WikiLeaks is, for now, withholding details on the specific hacks used “until a consensus emerges” on the nature of the CIA’s program and how the methods should be “analyzed, disarmed and published.” But WikiLeaks — a nonprofit that routinely publishes confidential documents, frequently from government sources — claims that the data and documents it obtained reveal a broad program to bypass security measures on everyday products.
If true, the disclosure could spark new privacy tensions between the government and the technology industry.
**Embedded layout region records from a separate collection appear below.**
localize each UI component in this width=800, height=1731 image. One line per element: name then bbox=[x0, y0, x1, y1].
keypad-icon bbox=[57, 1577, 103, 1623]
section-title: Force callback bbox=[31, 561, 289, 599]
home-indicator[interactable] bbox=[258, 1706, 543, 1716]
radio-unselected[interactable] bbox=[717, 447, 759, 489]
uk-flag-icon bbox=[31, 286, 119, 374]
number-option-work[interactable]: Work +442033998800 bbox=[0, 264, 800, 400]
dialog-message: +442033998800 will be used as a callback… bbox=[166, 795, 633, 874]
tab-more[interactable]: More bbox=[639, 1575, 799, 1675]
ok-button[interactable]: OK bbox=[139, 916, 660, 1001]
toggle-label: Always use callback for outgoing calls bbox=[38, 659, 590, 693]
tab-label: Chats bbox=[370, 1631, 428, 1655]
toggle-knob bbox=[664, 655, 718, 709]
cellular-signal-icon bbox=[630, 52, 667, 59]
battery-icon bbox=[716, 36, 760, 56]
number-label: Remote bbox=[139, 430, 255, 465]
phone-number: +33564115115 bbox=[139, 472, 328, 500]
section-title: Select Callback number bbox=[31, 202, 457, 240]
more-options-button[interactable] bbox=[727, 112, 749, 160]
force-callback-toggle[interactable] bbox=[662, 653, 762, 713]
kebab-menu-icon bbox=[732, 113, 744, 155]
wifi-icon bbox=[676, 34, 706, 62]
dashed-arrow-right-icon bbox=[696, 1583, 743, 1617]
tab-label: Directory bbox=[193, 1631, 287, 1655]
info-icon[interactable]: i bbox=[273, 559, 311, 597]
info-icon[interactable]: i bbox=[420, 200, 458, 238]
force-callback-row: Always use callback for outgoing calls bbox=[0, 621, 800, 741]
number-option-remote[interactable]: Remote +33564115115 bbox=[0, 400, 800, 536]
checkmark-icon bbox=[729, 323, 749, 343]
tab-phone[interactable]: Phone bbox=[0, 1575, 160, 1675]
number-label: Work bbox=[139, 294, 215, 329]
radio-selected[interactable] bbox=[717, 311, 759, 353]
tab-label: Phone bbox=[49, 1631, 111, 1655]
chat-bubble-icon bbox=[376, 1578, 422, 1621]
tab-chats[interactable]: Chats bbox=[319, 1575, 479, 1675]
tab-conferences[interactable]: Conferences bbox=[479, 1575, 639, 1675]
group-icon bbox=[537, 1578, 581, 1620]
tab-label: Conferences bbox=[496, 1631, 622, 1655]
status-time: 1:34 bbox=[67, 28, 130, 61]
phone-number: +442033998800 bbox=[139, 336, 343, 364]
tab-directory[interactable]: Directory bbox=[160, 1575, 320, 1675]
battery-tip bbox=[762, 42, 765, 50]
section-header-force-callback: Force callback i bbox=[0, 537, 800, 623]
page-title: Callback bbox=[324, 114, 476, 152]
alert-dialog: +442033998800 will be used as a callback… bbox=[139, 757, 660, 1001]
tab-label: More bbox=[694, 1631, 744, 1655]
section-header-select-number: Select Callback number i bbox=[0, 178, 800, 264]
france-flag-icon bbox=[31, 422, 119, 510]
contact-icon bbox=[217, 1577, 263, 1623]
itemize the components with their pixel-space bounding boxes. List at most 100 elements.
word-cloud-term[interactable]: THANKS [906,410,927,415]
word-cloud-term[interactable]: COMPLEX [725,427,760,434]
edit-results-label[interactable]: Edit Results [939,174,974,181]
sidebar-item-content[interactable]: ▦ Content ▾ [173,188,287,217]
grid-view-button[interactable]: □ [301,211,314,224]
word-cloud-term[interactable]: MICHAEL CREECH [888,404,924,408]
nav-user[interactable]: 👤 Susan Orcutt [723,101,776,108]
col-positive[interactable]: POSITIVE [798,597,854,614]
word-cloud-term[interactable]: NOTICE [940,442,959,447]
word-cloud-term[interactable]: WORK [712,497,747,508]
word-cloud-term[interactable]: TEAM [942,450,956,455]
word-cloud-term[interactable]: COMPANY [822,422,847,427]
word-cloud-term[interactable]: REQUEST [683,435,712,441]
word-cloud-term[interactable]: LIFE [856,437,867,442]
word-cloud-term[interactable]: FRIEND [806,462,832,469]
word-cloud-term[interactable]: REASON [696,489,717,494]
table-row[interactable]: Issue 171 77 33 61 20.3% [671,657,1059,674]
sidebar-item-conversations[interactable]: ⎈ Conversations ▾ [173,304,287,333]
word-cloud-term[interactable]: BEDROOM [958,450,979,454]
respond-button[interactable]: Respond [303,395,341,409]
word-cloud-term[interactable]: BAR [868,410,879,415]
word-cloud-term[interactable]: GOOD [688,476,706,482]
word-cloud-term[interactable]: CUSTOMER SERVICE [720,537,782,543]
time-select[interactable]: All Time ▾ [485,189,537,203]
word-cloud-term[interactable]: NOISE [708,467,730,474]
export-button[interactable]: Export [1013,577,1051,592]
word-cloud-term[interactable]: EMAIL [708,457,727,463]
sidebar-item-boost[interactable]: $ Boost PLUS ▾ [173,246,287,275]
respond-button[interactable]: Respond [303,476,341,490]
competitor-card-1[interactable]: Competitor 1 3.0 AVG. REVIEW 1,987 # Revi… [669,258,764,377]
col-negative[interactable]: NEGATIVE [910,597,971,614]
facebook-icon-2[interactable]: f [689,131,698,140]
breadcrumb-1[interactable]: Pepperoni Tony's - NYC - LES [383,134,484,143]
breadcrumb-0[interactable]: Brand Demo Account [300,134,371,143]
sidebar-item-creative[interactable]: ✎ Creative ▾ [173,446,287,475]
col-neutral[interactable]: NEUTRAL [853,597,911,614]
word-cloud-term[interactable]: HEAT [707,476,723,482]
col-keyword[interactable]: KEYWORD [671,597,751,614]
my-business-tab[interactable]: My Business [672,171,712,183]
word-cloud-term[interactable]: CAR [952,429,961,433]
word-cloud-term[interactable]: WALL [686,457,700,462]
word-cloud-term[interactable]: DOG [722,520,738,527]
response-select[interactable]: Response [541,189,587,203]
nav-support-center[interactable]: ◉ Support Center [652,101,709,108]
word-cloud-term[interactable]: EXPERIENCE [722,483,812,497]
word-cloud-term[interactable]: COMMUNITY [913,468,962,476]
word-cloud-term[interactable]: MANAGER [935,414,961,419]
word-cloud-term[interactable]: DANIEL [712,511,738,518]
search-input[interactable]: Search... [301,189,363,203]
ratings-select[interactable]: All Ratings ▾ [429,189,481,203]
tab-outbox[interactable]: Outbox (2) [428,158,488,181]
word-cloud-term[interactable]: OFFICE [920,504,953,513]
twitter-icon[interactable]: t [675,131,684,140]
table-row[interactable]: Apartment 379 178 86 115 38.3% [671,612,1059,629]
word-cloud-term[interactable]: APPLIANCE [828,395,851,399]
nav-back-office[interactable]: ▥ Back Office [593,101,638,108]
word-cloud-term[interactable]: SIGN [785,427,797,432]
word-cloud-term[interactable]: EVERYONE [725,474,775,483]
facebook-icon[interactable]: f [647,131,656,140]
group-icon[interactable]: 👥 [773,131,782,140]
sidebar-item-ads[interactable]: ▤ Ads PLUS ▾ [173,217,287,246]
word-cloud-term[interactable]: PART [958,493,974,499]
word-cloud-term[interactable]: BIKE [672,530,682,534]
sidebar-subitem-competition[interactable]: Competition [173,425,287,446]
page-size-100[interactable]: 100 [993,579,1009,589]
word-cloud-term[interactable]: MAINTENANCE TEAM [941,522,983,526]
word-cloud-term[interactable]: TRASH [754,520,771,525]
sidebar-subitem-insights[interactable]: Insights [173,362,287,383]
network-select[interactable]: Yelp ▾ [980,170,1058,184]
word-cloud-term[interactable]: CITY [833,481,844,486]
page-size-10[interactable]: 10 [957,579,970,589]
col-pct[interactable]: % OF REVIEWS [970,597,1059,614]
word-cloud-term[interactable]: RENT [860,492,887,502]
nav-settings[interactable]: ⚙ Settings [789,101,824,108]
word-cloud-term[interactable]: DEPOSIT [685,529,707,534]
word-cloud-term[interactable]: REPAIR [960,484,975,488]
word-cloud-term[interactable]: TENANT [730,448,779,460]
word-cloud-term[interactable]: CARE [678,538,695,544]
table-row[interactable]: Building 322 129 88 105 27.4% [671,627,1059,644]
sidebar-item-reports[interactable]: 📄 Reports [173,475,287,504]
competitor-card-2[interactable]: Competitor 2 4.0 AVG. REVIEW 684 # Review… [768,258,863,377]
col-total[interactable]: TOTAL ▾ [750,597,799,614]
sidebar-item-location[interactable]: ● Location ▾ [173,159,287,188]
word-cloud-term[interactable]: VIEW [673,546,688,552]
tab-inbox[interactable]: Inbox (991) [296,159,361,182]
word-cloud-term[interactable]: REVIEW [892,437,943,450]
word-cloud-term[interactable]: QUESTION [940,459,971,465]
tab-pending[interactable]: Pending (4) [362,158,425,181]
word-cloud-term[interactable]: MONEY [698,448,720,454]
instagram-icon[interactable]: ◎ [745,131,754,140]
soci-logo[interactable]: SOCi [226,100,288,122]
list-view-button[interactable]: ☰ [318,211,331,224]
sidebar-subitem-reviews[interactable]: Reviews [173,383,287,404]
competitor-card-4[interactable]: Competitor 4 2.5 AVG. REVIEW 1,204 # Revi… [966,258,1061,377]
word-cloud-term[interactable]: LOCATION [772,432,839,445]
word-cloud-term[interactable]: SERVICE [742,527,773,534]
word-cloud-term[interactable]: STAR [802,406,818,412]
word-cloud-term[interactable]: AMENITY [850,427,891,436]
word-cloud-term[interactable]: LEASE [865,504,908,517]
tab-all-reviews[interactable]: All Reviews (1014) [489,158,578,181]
Relations have been fraught since 2013, when former National Security Agency (NSA) contractor Edward Snowden disclosed secret NSA surveillance of phone and digital communications.
Just last year, the two sides feuded over the Federal Bureau of Investigation’s (FBI) calls for Apple to rewrite its operating system so that agents could break into the locked iPhone used by one of the San Bernardino attackers. The FBI ultimately broke into the phone with the help of an outside party; the agency has neither disclosed the party nor the nature of the vulnerability, preventing Apple from fixing it.
According to WikiLeaks, much of the CIA program centered on dozens of vulnerabilities it discovered but did not disclose to the gadget makers. Common practice calls for government agencies to disclose such flaws to companies privately, so that they could fix them. Instead, WikiLeaks claims, the CIA held on to the knowledge in order to conduct a variety of attacks. As a result, tech companies such as Apple, Google and Microsoft have not been able to make the necessary fixes.
“Serious vulnerabilities not disclosed to the manufacturers places huge swathes of the population and critical infrastructure at risk to foreign intelligence or cyber criminals who independently discover or hear rumors of the vulnerability,” WikiLeaks wrote in a press release. “If the CIA can discover such vulnerabilities so can others.” WikiLeaks, the vulnerabilities were discovered by the CIA itself or obtained from other government agencies and cyberweapon contractors.
WikiLeaks also claims that the CIA worked with UK intelligence officials to turn microphones in Samsung smart TVs into listening devices. The microphones are normally there for viewers to make voice commands, such as requests for movie recommendations. If the TV is off, there is no listening being done.
But WikiLeaks claims that a CIA hack makes the target TV appear to be off when it is actually on — and listening. WikiLeaks said the audio goes to a covert CIA server rather than a party authorized by Samsung. In such cases, audio is not limited to TV commands but could include everyday conversations.